All of the boards have the ability to support multiple nvme drives. However, you won’t get full bandwidth to all of the devices concurrently. In most cases, that is probably fine, however if you are doing something like putting all your devices in a RAID array, you will likely see a bandwidth impact. Whether or not this yields any real-world performance impact probably depends on your use case.
For AM5 boards that support 4 nvme drives they almost always fall into one of two layouts. Either 1 of the devices is connected directly to the CPU’s lanes and the rest are connected through the chipset’s 4 lanes or 2 devices get full bandwidth and the other 2 are connected to the chipset.
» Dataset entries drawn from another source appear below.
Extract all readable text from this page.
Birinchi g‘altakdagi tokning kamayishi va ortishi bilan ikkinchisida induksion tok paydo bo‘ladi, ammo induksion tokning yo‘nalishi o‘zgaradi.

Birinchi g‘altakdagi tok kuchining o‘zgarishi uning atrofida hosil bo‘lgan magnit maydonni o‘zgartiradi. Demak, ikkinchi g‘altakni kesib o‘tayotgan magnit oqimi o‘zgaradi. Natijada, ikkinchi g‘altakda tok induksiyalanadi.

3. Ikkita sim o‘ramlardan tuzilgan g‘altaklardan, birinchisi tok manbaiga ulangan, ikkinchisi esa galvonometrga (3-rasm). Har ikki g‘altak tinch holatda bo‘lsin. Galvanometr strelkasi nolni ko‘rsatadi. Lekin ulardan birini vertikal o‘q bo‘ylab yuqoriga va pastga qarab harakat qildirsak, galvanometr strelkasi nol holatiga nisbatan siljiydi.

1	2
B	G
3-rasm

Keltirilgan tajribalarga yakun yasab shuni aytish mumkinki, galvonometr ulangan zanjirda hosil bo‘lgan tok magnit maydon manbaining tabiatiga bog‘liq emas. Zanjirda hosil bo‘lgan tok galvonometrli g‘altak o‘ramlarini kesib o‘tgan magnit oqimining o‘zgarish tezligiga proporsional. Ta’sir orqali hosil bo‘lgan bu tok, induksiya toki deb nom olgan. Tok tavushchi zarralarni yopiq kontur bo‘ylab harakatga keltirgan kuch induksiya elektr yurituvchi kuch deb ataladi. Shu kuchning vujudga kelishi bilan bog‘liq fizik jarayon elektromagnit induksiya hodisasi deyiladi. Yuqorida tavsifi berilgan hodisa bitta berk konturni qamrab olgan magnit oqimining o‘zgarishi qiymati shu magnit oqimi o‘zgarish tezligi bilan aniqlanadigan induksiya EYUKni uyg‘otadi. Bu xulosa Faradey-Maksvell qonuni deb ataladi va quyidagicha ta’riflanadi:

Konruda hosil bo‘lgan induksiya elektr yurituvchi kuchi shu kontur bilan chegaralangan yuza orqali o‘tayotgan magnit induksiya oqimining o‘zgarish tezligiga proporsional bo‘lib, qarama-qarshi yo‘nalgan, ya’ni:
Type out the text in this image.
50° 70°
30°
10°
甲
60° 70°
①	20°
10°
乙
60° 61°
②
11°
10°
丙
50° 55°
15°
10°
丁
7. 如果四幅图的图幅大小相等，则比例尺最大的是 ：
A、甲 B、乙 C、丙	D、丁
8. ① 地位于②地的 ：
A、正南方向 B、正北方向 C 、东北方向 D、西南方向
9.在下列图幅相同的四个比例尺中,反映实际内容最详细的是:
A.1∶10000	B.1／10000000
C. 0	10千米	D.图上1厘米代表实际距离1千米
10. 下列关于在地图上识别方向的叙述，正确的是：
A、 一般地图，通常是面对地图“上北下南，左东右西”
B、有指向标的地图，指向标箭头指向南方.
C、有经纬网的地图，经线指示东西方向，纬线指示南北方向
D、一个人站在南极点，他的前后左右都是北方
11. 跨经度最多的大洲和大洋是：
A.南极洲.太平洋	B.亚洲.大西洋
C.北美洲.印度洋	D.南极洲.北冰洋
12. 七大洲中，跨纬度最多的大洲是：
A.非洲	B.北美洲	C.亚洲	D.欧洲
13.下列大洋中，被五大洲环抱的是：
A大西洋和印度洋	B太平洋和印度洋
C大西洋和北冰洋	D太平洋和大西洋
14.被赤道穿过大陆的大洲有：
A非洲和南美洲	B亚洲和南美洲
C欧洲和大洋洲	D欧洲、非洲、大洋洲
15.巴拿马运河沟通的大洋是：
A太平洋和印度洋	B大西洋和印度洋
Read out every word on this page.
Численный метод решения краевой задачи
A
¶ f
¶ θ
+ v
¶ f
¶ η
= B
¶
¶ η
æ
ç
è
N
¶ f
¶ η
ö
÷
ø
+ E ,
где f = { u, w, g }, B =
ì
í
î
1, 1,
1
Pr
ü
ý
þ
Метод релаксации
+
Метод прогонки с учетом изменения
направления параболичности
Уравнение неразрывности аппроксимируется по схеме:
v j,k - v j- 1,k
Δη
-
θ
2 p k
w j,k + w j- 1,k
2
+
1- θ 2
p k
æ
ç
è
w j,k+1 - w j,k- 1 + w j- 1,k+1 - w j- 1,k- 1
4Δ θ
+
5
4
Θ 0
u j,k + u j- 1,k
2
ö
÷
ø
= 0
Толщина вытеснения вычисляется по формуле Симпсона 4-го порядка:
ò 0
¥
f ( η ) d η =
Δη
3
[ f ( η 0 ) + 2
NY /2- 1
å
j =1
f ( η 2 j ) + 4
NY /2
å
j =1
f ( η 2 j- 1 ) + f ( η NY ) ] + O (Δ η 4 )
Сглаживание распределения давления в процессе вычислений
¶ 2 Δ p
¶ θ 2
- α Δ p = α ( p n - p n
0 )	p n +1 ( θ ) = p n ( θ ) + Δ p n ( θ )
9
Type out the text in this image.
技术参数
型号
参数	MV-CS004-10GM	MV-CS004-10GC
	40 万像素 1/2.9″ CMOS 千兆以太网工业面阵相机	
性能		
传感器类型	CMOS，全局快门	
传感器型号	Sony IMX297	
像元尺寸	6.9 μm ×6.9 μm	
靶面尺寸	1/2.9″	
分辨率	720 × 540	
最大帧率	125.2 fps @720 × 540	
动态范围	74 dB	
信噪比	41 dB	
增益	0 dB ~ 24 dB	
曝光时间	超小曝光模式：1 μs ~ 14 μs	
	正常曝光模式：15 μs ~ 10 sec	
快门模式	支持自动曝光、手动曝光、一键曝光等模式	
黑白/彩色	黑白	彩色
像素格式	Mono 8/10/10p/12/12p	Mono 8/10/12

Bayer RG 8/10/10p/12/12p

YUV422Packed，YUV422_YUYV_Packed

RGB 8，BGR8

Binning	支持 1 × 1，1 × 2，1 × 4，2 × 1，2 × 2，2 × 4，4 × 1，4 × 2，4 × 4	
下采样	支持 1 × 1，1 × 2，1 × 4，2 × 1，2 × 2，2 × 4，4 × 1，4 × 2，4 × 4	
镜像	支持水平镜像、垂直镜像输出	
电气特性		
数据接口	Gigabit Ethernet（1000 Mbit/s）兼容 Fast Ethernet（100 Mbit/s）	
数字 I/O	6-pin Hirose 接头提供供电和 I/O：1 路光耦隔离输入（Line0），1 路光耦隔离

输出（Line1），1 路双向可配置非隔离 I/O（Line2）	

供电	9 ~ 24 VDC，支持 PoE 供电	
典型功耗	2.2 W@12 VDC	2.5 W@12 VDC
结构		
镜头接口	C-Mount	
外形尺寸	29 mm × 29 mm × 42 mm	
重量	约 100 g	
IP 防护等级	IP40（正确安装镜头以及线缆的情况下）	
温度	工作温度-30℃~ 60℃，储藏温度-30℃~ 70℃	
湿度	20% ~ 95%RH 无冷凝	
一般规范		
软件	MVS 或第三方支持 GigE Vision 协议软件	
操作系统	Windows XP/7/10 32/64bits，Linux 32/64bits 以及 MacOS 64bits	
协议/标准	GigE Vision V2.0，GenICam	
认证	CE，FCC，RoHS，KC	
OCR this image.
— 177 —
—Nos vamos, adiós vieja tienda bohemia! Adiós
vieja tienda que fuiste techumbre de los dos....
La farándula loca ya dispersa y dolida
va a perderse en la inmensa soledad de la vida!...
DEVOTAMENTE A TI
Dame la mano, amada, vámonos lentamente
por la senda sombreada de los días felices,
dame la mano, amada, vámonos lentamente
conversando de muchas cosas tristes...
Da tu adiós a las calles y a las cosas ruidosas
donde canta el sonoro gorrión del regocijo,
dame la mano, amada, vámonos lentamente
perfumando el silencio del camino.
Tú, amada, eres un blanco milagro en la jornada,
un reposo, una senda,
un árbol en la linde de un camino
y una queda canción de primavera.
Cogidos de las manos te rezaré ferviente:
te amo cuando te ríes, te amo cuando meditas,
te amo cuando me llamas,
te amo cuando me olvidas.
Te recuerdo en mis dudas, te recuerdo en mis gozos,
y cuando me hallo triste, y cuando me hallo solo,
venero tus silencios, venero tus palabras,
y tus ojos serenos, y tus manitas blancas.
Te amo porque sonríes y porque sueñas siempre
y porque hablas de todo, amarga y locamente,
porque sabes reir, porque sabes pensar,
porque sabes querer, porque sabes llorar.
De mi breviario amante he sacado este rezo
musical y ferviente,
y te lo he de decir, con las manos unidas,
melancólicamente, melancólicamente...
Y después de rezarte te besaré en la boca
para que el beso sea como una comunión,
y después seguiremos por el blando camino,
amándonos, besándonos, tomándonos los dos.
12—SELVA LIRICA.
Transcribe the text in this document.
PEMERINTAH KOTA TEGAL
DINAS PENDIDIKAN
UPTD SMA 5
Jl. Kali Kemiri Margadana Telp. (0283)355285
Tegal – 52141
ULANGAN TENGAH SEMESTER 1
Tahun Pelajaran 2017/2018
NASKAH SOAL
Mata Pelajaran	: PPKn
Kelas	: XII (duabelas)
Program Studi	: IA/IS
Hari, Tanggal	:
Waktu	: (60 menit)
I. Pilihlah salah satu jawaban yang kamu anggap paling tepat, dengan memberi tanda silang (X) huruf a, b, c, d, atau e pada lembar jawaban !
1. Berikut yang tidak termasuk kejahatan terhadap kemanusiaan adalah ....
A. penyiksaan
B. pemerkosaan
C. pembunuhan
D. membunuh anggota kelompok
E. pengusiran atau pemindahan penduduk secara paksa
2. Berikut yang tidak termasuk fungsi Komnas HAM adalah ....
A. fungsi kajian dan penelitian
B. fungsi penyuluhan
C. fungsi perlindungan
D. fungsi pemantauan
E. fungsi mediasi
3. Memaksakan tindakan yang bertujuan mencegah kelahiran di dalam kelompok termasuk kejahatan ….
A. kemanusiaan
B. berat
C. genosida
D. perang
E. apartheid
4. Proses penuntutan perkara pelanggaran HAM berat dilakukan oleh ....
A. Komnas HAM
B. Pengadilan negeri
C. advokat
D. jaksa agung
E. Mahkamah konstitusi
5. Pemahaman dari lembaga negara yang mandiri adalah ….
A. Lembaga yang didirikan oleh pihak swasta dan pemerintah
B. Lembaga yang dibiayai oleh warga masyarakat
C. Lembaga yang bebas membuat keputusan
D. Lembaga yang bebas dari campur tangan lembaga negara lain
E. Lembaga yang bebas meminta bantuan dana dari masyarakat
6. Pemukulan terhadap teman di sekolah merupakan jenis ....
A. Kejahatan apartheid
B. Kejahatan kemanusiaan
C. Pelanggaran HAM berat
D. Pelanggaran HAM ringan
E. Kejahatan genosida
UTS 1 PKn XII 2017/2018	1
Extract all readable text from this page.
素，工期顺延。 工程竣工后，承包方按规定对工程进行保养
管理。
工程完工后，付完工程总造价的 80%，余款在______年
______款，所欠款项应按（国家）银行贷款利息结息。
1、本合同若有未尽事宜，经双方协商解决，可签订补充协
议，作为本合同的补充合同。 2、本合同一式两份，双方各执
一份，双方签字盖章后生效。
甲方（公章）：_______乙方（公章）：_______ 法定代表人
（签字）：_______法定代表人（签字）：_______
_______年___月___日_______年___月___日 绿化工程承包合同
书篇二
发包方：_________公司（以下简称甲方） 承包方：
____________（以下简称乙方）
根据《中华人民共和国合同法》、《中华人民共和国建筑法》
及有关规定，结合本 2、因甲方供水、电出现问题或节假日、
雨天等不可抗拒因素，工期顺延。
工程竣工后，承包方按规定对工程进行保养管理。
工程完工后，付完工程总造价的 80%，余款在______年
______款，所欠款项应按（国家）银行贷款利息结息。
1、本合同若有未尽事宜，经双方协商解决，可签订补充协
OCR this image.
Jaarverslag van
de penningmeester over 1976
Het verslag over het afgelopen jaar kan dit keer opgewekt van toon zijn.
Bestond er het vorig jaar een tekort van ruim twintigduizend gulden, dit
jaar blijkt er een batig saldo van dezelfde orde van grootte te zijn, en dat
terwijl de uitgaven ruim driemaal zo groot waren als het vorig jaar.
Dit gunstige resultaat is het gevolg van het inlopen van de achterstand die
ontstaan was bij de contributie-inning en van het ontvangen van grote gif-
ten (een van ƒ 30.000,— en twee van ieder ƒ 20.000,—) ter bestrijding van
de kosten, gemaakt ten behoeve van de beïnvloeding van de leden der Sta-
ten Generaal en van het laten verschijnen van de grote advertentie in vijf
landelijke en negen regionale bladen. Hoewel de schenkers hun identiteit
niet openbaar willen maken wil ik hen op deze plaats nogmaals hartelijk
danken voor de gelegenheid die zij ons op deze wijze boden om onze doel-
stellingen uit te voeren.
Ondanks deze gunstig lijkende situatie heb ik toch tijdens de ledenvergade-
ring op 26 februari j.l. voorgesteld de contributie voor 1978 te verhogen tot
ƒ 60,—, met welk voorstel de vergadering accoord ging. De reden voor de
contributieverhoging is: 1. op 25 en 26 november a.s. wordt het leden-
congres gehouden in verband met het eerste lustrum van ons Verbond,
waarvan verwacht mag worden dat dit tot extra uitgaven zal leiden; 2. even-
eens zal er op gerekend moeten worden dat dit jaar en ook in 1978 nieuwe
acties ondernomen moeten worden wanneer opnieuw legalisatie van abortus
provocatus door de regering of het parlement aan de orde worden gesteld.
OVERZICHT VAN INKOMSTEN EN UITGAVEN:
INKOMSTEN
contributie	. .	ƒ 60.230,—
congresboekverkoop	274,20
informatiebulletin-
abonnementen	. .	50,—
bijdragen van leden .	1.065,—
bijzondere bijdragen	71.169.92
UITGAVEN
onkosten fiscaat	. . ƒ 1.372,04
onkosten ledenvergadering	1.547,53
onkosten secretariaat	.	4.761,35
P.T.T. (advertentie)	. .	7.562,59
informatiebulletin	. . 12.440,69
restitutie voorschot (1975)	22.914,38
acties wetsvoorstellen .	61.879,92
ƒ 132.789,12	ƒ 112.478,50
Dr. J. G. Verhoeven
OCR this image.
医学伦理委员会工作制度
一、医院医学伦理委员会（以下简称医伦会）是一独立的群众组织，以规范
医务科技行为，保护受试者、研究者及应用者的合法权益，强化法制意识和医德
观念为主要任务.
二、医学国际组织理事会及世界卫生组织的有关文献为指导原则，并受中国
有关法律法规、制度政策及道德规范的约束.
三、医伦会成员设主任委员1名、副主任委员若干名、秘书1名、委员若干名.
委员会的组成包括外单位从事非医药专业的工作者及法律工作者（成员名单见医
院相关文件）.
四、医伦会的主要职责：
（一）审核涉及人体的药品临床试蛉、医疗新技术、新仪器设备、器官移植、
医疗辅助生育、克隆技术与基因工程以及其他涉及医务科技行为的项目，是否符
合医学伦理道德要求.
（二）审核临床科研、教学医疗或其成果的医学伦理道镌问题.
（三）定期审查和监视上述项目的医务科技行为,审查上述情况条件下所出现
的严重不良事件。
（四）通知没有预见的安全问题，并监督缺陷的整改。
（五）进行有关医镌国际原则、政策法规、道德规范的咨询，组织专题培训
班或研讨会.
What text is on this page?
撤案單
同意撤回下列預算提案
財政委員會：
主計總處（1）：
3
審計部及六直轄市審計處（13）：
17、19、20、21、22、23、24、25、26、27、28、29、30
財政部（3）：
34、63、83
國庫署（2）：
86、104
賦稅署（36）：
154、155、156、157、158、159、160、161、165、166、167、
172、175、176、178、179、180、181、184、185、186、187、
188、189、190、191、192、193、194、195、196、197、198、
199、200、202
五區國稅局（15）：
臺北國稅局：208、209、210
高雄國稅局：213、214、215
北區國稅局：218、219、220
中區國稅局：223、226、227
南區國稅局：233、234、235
It’s either more NVME slots or more PCIE Slots (or X speed) or USB ports for what I’ve seen in the wild. I learned this the hard way as well while building my Mediaserver with a board that shared some of it’s lane between one of the slot and nvme. That said an NVME slot is just a pcie slot in another format. You can get adapters to convert them to PCIE slot. I did this to add one more card in my mediaserver and it’s working fine.
My MSI X870E Ace Max has 5 nvme slots. That said it’s bottom slot shares bandwidth with the 5th nvme slot. You will often see the following in the manual or specs :
** M.2_1 & PCI_E3 share the bandwidth. M.2_1 will run at x2 speed when installing device in the PCI_E3 slot. You can switch M.2_1 slot to x4 in the BIOS, but this will disable the PCI_E3 slot.
This varies alot from board and mfg. If you need a lot of lanes you better go with a server version of a motherboard or HEDT. My Proxmox server has a lot of everything but it’s a Threadripper 3950x.